-`-c N`, `--ctx-size N`: Deprecated, use `--kv-size` instead.
-`-kv N`, `--kv-size N`: Specify the total size of the KV cache for the prompt context. The default is 512, but LLaMA models were built with a context of 2048, which will provide better results for longer input/inference.
The `infill` program provides several ways to interact with the LLaMA models using input prompts:
-`--in-prefix PROMPT_BEFORE_CURSOR`: Provide the prefix directly as a command-line option.
-`--in-suffix PROMPT_AFTER_CURSOR`: Provide the suffix directly as a command-line option.

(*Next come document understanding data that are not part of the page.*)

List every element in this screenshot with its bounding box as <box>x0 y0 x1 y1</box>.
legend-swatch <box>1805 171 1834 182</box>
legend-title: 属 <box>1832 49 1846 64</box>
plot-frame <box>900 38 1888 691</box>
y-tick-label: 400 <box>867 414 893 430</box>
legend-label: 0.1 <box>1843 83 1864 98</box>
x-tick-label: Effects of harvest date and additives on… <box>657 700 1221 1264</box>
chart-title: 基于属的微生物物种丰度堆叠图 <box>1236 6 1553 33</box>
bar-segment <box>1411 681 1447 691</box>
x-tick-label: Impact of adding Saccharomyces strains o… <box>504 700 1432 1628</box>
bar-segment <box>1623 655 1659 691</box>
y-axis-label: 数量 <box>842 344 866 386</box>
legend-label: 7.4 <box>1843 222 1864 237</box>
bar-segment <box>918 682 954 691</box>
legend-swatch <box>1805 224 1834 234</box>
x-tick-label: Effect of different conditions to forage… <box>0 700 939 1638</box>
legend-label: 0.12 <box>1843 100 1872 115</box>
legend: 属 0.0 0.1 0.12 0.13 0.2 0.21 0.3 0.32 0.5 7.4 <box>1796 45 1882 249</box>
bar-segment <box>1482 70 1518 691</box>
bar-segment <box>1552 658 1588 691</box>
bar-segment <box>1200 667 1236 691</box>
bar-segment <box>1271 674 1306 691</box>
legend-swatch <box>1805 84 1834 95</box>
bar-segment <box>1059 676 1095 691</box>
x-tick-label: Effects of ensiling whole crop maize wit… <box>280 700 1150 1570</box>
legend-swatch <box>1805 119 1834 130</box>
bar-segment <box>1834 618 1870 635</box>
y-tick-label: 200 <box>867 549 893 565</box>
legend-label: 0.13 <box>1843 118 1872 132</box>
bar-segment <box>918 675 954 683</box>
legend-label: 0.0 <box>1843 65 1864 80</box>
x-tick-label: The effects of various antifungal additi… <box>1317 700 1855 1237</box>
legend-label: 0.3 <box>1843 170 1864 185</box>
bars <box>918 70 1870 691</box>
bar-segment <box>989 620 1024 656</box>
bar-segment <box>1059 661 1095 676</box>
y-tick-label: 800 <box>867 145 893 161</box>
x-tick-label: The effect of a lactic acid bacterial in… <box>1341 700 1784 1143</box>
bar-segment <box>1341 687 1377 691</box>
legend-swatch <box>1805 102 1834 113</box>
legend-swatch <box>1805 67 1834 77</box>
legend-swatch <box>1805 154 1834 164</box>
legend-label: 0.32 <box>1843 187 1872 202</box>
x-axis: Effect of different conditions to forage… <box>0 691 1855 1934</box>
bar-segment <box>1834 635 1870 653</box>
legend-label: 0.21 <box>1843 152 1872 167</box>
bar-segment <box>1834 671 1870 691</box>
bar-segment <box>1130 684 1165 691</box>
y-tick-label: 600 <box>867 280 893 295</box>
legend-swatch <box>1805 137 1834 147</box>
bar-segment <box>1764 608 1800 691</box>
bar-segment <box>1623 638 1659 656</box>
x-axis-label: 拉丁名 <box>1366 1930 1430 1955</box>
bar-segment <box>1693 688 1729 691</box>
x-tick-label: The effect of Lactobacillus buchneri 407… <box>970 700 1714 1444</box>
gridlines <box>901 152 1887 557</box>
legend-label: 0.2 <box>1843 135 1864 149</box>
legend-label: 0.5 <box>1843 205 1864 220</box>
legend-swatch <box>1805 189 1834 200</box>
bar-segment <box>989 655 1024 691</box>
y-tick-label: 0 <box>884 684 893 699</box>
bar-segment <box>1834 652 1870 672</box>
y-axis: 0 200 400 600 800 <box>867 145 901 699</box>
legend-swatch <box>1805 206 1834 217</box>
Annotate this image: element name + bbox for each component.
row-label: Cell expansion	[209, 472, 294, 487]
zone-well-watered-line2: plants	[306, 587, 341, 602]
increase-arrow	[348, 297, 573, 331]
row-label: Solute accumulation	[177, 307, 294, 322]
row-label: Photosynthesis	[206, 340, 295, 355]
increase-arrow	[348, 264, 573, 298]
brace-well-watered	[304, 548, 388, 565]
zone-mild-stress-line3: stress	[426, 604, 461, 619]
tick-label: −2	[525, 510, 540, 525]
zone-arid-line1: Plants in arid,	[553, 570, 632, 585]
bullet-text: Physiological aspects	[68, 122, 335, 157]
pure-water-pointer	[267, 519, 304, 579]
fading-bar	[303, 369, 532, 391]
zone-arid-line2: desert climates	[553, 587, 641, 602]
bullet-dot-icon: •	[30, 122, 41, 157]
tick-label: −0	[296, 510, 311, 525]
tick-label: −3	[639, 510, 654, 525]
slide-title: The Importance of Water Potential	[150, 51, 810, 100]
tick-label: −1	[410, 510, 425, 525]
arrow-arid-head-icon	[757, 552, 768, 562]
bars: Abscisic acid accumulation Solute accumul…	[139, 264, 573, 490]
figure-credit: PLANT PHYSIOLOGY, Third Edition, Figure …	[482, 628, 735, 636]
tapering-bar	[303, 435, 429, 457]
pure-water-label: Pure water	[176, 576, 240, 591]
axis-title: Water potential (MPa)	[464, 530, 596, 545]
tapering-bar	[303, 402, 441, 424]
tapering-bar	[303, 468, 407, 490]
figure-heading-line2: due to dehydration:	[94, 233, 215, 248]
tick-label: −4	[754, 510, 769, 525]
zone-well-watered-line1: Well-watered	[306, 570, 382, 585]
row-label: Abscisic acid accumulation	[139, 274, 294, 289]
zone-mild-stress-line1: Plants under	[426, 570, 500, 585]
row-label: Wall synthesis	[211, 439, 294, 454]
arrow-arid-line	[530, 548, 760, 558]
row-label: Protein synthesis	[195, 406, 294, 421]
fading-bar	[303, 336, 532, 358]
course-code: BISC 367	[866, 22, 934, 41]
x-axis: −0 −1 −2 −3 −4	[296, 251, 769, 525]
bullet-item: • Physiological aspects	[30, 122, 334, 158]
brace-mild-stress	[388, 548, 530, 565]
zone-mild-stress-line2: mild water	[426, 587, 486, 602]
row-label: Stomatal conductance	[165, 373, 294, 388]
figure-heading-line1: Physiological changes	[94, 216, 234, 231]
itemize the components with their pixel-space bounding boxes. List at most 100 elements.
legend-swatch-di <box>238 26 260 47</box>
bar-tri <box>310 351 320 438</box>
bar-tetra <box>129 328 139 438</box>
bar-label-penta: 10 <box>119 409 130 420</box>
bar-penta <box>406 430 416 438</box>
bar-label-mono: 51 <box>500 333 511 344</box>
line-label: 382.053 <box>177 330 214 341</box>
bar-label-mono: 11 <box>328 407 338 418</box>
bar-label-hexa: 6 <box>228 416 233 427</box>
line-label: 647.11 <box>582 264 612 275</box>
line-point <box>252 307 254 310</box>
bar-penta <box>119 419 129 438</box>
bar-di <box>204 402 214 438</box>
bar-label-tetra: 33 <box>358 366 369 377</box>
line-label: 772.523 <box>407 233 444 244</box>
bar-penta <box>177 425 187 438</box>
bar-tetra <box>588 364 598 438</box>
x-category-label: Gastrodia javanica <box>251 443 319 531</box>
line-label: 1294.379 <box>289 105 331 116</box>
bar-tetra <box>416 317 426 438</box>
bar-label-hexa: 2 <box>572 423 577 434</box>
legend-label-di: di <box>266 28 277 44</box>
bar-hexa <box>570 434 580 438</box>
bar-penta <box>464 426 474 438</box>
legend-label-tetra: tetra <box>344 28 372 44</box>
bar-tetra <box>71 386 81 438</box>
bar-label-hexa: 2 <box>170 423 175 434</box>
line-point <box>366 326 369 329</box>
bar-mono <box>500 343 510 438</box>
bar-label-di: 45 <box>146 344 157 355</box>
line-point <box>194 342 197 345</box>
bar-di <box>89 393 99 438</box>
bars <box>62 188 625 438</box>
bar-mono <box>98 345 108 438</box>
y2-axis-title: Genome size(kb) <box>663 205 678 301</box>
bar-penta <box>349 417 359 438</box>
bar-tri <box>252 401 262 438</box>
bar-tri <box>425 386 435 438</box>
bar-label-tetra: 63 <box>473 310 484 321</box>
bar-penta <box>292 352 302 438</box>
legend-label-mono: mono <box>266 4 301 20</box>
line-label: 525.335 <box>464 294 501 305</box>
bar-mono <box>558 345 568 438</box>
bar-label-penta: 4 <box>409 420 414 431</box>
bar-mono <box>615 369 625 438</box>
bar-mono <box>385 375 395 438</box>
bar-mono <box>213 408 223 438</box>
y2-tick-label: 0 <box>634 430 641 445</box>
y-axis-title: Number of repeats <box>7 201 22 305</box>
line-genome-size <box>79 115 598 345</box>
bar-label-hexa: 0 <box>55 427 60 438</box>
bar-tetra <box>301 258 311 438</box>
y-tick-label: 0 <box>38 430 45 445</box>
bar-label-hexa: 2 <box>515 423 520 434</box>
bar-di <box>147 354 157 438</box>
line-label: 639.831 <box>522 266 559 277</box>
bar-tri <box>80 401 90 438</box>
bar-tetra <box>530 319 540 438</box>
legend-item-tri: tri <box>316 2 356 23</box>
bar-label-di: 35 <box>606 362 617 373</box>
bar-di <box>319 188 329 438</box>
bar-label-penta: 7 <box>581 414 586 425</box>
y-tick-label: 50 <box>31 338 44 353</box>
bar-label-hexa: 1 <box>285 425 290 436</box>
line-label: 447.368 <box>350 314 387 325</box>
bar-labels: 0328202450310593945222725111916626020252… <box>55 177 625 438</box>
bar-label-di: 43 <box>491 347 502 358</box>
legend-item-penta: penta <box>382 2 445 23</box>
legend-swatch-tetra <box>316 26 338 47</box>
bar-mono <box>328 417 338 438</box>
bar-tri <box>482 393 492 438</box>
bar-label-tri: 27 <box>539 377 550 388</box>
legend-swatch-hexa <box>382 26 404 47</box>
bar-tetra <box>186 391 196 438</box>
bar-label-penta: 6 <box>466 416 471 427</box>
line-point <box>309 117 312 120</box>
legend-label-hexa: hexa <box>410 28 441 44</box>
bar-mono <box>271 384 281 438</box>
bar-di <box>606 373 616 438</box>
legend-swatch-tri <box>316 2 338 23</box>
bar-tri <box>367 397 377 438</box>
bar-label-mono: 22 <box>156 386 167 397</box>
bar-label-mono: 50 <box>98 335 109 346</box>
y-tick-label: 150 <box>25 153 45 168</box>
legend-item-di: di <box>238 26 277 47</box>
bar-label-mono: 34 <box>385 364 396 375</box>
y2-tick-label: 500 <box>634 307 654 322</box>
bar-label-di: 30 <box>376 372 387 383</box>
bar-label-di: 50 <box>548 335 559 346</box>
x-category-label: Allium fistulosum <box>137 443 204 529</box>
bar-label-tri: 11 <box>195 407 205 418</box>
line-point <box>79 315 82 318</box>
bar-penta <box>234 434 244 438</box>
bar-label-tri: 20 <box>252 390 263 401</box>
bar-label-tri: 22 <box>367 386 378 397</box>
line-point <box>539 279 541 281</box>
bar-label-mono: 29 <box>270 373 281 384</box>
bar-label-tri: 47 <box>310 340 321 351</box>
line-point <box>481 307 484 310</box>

-`--interactive-first`: Run the program in interactive mode and wait for input right away. (More on this below.)
## Interaction
The `infill` program offers a seamless way to interact with LLaMA models, allowing users to receive real-time infill suggestions. The interactive mode can be triggered using `--interactive`, and `--interactive-first`
### Interaction Options
-`-i, --interactive`: Run the program in interactive mode, allowing users to get real time code suggestions from model.
-`--interactive-first`: Run the program in interactive mode and immediately wait for user input before starting the text generation.
-`--color`: Enable colorized output to differentiate visually distinguishing between prompts, user input, and generated text.